WASHINGTON -- Ryan Zimmerman finally feels like he's regaining his power stroke, while Tim Redding was just happy to have something to show for his efforts.
Zimmerman's two-run homer ignited a six-run rally in the sixth inning, Redding won as a starter for the first time in almost three years and the Washington Nationals defeated the Milwaukee Brewers 7-2 on Sunday.
"This past week, I've felt better than I have all year," Zimmerman said. "I'm taking pitches that I was swinging at before and I'm really starting to work the count a little bit. It's just all part of the learning process."
Redding (1-1) had not prevailed in a start since July 24, 2004, for Houston against Milwaukee. His last victory, in relief on Sept. 26, 2004, also came against the Brewers for the Astros. Redding went six innings, allowing two runs and five hits. He walked one and struck out one.
The right-hander's day began ominously when his cleat caught in the mound clay during his windup while he was pitching from the stretch against the game's third batter. Redding was called for a balk, one of his few miscues on the afternoon.
"It feels good," he said. "I definitely missed that feeling -- winning at this level and helping the ballclub. ... We can go into this break feeling good about ourselves."
The Nationals, who won a second consecutive game for the first time since taking three in a row from June 12-14, sent 11 batters to the plate in the sixth.
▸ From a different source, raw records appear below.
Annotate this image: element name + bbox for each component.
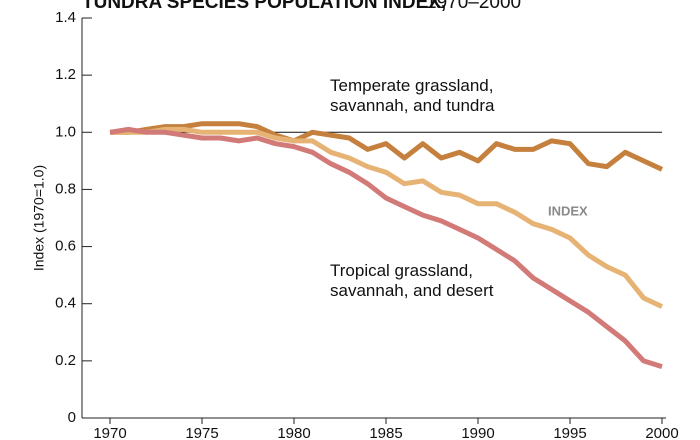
x-tick-label: 1985 [369, 425, 402, 440]
series-line [110, 121, 664, 172]
series-line [110, 126, 664, 309]
series-label: INDEX [548, 203, 588, 218]
series-label-line: savannah, and desert [330, 281, 494, 300]
x-tick-label: 2000 [645, 425, 678, 440]
series-label: Tropical grassland, savannah, and desert [330, 261, 494, 300]
y-tick-label: 0.2 [55, 352, 76, 369]
y-tick-label: 1.4 [55, 9, 76, 26]
y-tick-label: 0.4 [55, 295, 76, 312]
chart-subtitle: 1970–2000 [426, 0, 521, 13]
x-tick-label: 1995 [553, 425, 586, 440]
series-label: Temperate grassland, savannah, and tundra [330, 76, 495, 115]
series-label-line: Temperate grassland, [330, 76, 493, 95]
x-tick-label: 1980 [277, 425, 310, 440]
y-tick-label: 1.2 [55, 66, 76, 83]
y-tick-label: 0 [68, 409, 76, 426]
y-tick-label: 1.0 [55, 123, 76, 140]
series-label-line: savannah, and tundra [330, 96, 495, 115]
series-label-line: Tropical grassland, [330, 261, 473, 280]
x-tick-label: 1970 [93, 425, 126, 440]
y-tick-label: 0.6 [55, 238, 76, 255]
y-tick-label: 0.8 [55, 180, 76, 197]
y-axis-label: Index (1970=1.0) [31, 165, 47, 271]
x-tick-label: 1990 [461, 425, 494, 440]
chart-title: TUNDRA SPECIES POPULATION INDEX, [82, 0, 446, 13]
series-line [109, 126, 663, 369]
x-tick-label: 1975 [185, 425, 218, 440]
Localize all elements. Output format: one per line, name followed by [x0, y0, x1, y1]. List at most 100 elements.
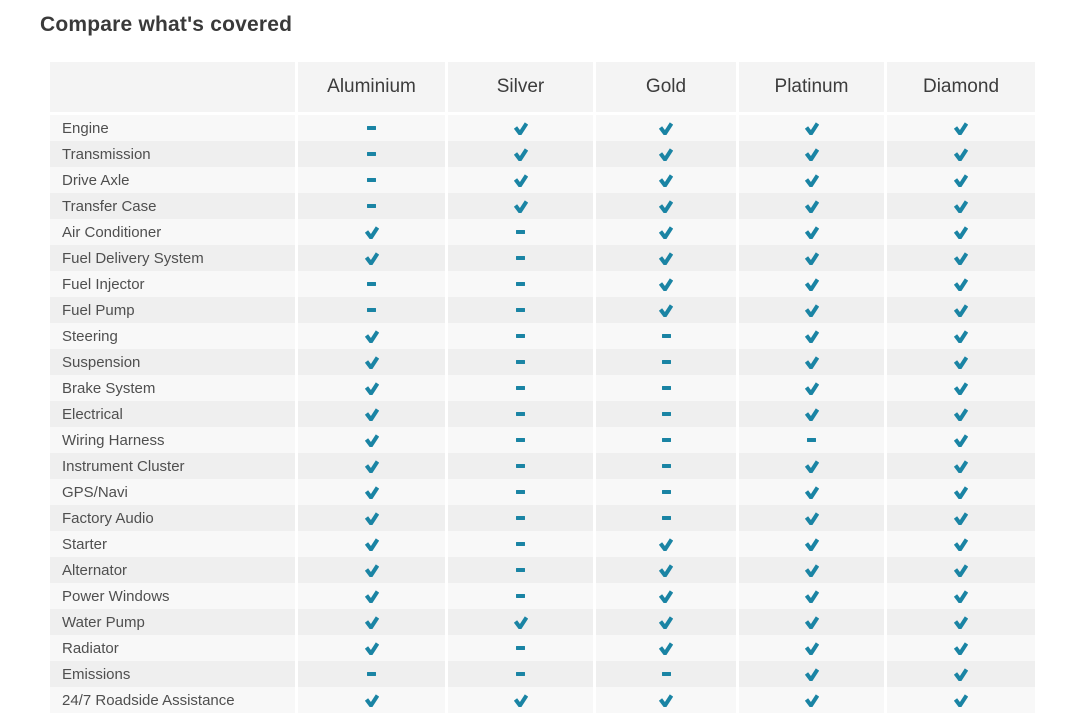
- coverage-cell: [739, 401, 884, 427]
- row-label: Engine: [50, 115, 295, 141]
- dash-icon: [516, 412, 525, 416]
- dash-icon: [516, 282, 525, 286]
- header-cell-platinum: Platinum: [739, 62, 884, 112]
- table-row: Suspension: [50, 349, 1035, 375]
- table-row: Alternator: [50, 557, 1035, 583]
- check-icon: [659, 277, 673, 291]
- check-icon: [804, 563, 819, 577]
- check-icon: [659, 615, 673, 629]
- table-row: Transfer Case: [50, 193, 1035, 219]
- row-label: Air Conditioner: [50, 219, 295, 245]
- row-label: Fuel Pump: [50, 297, 295, 323]
- coverage-cell: [448, 193, 593, 219]
- check-icon: [364, 511, 379, 525]
- check-icon: [364, 641, 379, 655]
- coverage-cell: [739, 271, 884, 297]
- coverage-cell: [298, 661, 445, 687]
- table-row: Fuel Delivery System: [50, 245, 1035, 271]
- coverage-cell: [298, 245, 445, 271]
- check-icon: [954, 589, 968, 603]
- coverage-cell: [887, 453, 1035, 479]
- check-icon: [659, 537, 673, 551]
- check-icon: [954, 407, 968, 421]
- coverage-cell: [887, 583, 1035, 609]
- dash-icon: [516, 672, 525, 676]
- row-label: Emissions: [50, 661, 295, 687]
- check-icon: [364, 693, 379, 707]
- coverage-cell: [739, 427, 884, 453]
- check-icon: [804, 615, 819, 629]
- check-icon: [364, 433, 379, 447]
- check-icon: [513, 121, 528, 135]
- check-icon: [659, 147, 673, 161]
- row-label: Suspension: [50, 349, 295, 375]
- coverage-cell: [596, 349, 736, 375]
- check-icon: [954, 563, 968, 577]
- coverage-cell: [739, 531, 884, 557]
- dash-icon: [367, 152, 376, 156]
- table-row: Power Windows: [50, 583, 1035, 609]
- coverage-cell: [739, 505, 884, 531]
- check-icon: [364, 251, 379, 265]
- coverage-cell: [887, 661, 1035, 687]
- check-icon: [513, 693, 528, 707]
- coverage-cell: [887, 349, 1035, 375]
- check-icon: [513, 199, 528, 213]
- dash-icon: [516, 230, 525, 234]
- coverage-cell: [887, 479, 1035, 505]
- check-icon: [804, 589, 819, 603]
- check-icon: [804, 329, 819, 343]
- check-icon: [804, 459, 819, 473]
- check-icon: [659, 121, 673, 135]
- dash-icon: [516, 464, 525, 468]
- coverage-cell: [596, 583, 736, 609]
- dash-icon: [516, 646, 525, 650]
- check-icon: [659, 563, 673, 577]
- row-label: Fuel Delivery System: [50, 245, 295, 271]
- dash-icon: [516, 334, 525, 338]
- coverage-cell: [739, 557, 884, 583]
- coverage-cell: [739, 661, 884, 687]
- dash-icon: [661, 516, 671, 520]
- coverage-cell: [448, 349, 593, 375]
- coverage-cell: [448, 167, 593, 193]
- coverage-cell: [596, 115, 736, 141]
- coverage-cell: [448, 453, 593, 479]
- coverage-cell: [887, 219, 1035, 245]
- coverage-cell: [739, 323, 884, 349]
- row-label: Electrical: [50, 401, 295, 427]
- dash-icon: [367, 126, 376, 130]
- dash-icon: [367, 178, 376, 182]
- table-row: Water Pump: [50, 609, 1035, 635]
- coverage-comparison-table: Aluminium Silver Gold Platinum Diamond Engin…: [50, 62, 1035, 713]
- dash-icon: [516, 386, 525, 390]
- check-icon: [364, 537, 379, 551]
- coverage-cell: [448, 531, 593, 557]
- check-icon: [659, 589, 673, 603]
- check-icon: [364, 355, 379, 369]
- coverage-cell: [596, 141, 736, 167]
- table-row: Wiring Harness: [50, 427, 1035, 453]
- check-icon: [804, 381, 819, 395]
- check-icon: [954, 459, 968, 473]
- check-icon: [804, 173, 819, 187]
- coverage-cell: [298, 531, 445, 557]
- check-icon: [659, 225, 673, 239]
- check-icon: [364, 459, 379, 473]
- coverage-cell: [887, 609, 1035, 635]
- coverage-cell: [887, 635, 1035, 661]
- coverage-cell: [448, 687, 593, 713]
- coverage-cell: [739, 193, 884, 219]
- row-label: GPS/Navi: [50, 479, 295, 505]
- dash-icon: [516, 360, 525, 364]
- check-icon: [954, 537, 968, 551]
- coverage-cell: [298, 427, 445, 453]
- check-icon: [804, 407, 819, 421]
- check-icon: [954, 641, 968, 655]
- check-icon: [954, 693, 968, 707]
- table-row: Instrument Cluster: [50, 453, 1035, 479]
- coverage-cell: [887, 193, 1035, 219]
- coverage-cell: [596, 453, 736, 479]
- coverage-cell: [596, 531, 736, 557]
- coverage-cell: [448, 479, 593, 505]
They scored six times against Chris Capuano (5-6) -- their biggest inning of the season -- to erase a 2-1 deficit.
"We're capable of doing stuff like that, just not every single day," Washington manager Manny Acta said. "We need to get the guys who are struggling (offensively) going."
Felipe Lopez homered and reached base four times for Washington.
The division-leading Brewers have lost five of six, and failed to hit a home run for the first time in 17 games, ending their longest streak since a 19-game stretch July 11-30, 1996. The closest Milwaukee came to connecting was when Gabe Gross backed center fielder Nook Logan to the wall leading off the fifth.
Lopez's fourth homer, a one-out drive into the right-field bullpen in the second, put Washington ahead 1-0.
Milwaukee took the lead in the sixth on Prince Fielder's two-run double. Capuano led off with a single and moved to third on two groundouts. After Ryan Braun was hit by a pitch, Fielder doubled to the warning track in center.
Zimmerman responded with a two-run homer, his 14th, in the bottom of the inning.
Capuano walked D'Angelo Jimenez, who was 1-for-22 this season, and Zimmerman lined a 1-0 pitch over the wall in left.
Brewers manager Ned Yost was still steamed that Capuano lost Jimenez after he had him down 0-2.
"You battle back, you're struggling to score runs all day. Prince gets a big two-run double. No offense to Jimenez, but you don't walk a guy who is hitting .045," Yost said curtly. "Simple as that."
Capuano then loaded the bases, walking Austin Kearns and Lopez around Tony Batista's single, before a sacrifice fly by Ryan Church made it 4-2. Jesus Flores' infield single again filled the bases, and Capuano departed. Pinch-hitter Ronnie Belliard then greeted Matt Wise with a three-run double, making it 7-2.
"I was picking around the zone a little bit," Capuano said. "I was trying to be on the attack. I just wanted aggressive in the strike zone like I needed to be."
Capuano gave up seven runs and eight hits over 5 1/3 innings, walking three and striking out four.
Since winning his last game, Redding lost seven straight decisions for four clubs - San Diego, the New York Yankees, the Chicago White Sox and the Nationals. ... Washington starters have won consecutive starts for the first time since June 8-9. ... Milwaukee turned two double plays Sunday, but still has an NL-low 68 twin-killings.